If you are a victim of identity theft:
- File a police report at your local precinct; get your complaint number or a copy of your report.
- If your license has been stolen, take your police report to your local Department of Motor Vehicles when you apply for a duplicate license. Ask them to attach a copy of the report to your records.
- Report lost or stolen checks, deposit tickets and/or bank statements immediately.
- Report suspicious activity and unauthorized charges immediately to all of your creditors by both phone and certified mail. Print and fill out an ID Theft Affidavit and send a copy to each of your creditors, to each of the three credit bureaus and to the police. This affidavit can be found on the FTC's website at http://www.ftc.gov/bcp/edu/resources/forms/affidavit.pdf
- Contact the three major credit reporting agencies to remove fraudulent transactions and have them place an initial or extended fraud alert on your file:
- An initial fraud alert stays on your credit report for at least 90 days.

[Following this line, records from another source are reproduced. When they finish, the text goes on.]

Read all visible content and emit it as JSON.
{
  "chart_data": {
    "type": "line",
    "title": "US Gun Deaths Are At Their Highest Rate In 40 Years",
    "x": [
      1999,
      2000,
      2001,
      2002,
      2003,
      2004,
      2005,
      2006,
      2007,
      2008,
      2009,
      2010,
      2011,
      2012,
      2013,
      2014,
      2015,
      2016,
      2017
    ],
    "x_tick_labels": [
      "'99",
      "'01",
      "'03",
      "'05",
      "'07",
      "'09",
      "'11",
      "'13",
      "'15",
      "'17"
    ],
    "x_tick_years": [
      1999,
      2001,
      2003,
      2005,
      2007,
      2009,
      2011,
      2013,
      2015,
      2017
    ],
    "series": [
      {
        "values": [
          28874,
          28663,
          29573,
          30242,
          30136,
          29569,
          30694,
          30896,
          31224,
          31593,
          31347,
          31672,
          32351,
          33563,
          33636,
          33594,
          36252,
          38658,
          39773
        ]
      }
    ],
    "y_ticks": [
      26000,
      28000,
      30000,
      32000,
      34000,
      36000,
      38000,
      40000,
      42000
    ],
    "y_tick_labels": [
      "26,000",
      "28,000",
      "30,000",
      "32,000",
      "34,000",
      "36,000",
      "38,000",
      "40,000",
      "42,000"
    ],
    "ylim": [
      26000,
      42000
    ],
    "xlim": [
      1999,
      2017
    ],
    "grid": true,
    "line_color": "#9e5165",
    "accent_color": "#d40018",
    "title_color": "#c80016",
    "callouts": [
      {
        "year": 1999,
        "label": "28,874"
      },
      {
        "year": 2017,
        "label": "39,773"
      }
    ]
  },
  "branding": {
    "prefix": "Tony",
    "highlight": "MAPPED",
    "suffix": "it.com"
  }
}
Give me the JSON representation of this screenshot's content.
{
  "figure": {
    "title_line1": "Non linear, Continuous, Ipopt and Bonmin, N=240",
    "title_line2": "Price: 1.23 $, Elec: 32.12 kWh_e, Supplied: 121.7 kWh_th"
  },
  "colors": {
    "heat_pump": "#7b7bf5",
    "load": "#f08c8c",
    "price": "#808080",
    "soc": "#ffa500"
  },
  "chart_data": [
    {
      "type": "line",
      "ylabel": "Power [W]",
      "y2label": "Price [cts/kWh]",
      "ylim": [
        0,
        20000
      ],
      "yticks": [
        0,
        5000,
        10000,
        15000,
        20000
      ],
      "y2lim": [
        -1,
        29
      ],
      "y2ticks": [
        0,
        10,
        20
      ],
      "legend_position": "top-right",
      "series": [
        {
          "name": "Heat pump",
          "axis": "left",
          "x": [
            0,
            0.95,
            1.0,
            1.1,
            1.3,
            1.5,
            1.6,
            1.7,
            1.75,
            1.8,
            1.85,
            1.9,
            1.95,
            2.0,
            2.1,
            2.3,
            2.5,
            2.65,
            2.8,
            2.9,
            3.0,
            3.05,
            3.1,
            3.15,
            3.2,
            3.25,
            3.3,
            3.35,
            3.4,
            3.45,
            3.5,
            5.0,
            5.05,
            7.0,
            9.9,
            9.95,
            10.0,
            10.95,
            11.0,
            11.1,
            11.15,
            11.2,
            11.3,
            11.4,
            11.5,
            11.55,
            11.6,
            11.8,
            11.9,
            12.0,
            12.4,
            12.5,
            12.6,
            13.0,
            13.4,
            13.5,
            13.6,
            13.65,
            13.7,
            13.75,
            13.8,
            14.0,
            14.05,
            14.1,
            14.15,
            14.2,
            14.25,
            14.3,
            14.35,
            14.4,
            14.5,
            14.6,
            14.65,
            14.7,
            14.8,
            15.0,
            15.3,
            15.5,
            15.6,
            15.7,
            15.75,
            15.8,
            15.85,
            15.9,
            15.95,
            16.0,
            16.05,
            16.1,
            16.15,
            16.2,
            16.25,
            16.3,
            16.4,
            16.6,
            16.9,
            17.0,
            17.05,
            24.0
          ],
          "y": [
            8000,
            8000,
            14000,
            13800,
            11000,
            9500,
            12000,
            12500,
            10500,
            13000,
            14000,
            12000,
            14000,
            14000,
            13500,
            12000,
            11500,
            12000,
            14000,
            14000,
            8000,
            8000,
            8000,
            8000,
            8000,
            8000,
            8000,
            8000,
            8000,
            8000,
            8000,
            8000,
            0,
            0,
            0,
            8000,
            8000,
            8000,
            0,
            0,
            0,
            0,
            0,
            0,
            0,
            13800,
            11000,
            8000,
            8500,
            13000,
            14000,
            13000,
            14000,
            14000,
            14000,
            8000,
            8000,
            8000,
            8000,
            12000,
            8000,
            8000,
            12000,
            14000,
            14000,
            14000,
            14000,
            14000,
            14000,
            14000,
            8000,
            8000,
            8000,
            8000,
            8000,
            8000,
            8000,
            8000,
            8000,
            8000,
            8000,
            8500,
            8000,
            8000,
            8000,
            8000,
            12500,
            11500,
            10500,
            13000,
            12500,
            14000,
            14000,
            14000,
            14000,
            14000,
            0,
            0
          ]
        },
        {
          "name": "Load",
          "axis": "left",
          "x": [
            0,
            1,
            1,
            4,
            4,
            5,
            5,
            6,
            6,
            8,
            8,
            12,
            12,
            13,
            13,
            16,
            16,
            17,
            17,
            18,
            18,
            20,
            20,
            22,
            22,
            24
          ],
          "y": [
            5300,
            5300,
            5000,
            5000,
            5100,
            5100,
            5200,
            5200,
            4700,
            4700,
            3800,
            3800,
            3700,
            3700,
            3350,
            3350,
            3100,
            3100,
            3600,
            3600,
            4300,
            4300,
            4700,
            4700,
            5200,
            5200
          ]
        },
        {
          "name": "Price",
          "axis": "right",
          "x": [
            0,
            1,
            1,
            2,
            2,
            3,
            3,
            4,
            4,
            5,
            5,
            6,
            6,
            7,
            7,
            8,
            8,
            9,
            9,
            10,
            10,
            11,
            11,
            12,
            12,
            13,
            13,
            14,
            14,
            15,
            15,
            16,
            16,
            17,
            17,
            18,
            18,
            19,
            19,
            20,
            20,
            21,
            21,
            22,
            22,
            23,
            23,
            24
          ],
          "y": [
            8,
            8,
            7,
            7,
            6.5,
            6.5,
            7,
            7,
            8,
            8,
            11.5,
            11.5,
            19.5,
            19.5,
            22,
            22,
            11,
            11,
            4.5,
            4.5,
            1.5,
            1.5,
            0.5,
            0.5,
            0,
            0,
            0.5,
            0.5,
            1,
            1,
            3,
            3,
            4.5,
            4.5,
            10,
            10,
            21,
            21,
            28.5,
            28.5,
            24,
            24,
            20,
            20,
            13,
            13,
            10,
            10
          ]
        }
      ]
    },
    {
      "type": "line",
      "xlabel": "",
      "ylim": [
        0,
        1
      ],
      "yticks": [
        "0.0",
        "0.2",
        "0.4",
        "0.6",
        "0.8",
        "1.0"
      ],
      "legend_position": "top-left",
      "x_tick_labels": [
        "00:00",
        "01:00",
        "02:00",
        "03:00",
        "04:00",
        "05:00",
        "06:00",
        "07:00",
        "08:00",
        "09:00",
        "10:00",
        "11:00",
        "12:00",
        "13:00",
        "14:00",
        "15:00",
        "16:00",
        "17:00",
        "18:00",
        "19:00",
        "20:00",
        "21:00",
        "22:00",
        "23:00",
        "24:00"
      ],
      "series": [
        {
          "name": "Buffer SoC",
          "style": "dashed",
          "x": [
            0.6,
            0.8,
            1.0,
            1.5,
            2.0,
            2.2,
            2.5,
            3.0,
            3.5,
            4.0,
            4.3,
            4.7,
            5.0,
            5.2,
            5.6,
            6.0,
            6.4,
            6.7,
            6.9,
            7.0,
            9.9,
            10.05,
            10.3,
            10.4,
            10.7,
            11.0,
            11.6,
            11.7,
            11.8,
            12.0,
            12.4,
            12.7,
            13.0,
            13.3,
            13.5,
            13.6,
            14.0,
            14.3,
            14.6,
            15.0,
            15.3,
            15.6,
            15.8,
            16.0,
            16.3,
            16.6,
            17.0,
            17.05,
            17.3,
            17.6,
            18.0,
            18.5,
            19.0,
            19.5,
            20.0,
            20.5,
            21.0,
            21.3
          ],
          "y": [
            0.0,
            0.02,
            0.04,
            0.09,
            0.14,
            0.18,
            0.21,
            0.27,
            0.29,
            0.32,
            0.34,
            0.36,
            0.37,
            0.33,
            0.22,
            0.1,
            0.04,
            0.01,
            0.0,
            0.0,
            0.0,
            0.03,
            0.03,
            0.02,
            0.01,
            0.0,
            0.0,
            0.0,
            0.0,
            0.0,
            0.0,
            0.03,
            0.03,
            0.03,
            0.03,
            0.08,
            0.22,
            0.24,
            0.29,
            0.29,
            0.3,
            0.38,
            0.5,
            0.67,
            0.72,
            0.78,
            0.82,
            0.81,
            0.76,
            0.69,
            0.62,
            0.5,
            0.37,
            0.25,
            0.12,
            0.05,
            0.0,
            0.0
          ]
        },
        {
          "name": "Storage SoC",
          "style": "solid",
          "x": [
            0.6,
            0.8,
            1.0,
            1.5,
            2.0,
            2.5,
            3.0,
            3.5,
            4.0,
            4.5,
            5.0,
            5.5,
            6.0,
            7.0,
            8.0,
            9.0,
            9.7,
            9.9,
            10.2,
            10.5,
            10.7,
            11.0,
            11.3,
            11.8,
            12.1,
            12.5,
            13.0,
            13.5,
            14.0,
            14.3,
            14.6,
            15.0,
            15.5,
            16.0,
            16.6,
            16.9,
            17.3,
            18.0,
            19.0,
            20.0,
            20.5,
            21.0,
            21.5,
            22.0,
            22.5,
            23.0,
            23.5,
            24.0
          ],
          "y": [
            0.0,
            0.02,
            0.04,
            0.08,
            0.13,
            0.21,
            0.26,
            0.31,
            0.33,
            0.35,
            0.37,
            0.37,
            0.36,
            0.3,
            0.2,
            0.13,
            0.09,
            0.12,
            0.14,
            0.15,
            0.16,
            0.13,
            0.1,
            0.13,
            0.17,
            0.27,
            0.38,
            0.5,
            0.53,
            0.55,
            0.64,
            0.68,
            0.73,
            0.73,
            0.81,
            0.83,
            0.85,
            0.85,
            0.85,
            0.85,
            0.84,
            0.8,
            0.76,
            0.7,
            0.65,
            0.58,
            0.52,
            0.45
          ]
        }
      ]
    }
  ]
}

- An extended fraud alert stays on your credit report for seven years.
Equifax Fraud Assistance Department: (800) 525-6285 or www.equifax.com
TransUnion Fraud Victim Assistance: (800) 680-7289 or www.transunion.com
Experian: (888) EXPERIAN (397-3742) or www.experian.com
- If you suspect that someone is using your Social Security number, you can check your earnings record by calling (800) 772-1213. You can also obtain a “Request for Social Security Earnings Record” (Form SSA-7050) by going to http://www.ssa.gov/online/ssa-7050.pdf
- Review all accounts and statements for suspicious activity. If suspicious activity is found, then report this to the associated institution. If an account has been compromised in any way, it is best to close the affected account and open a new one.
- Keep copies and detailed records of all of your correspondence!
- The faster you act to report identity theft, the faster your good name and credit can be restored.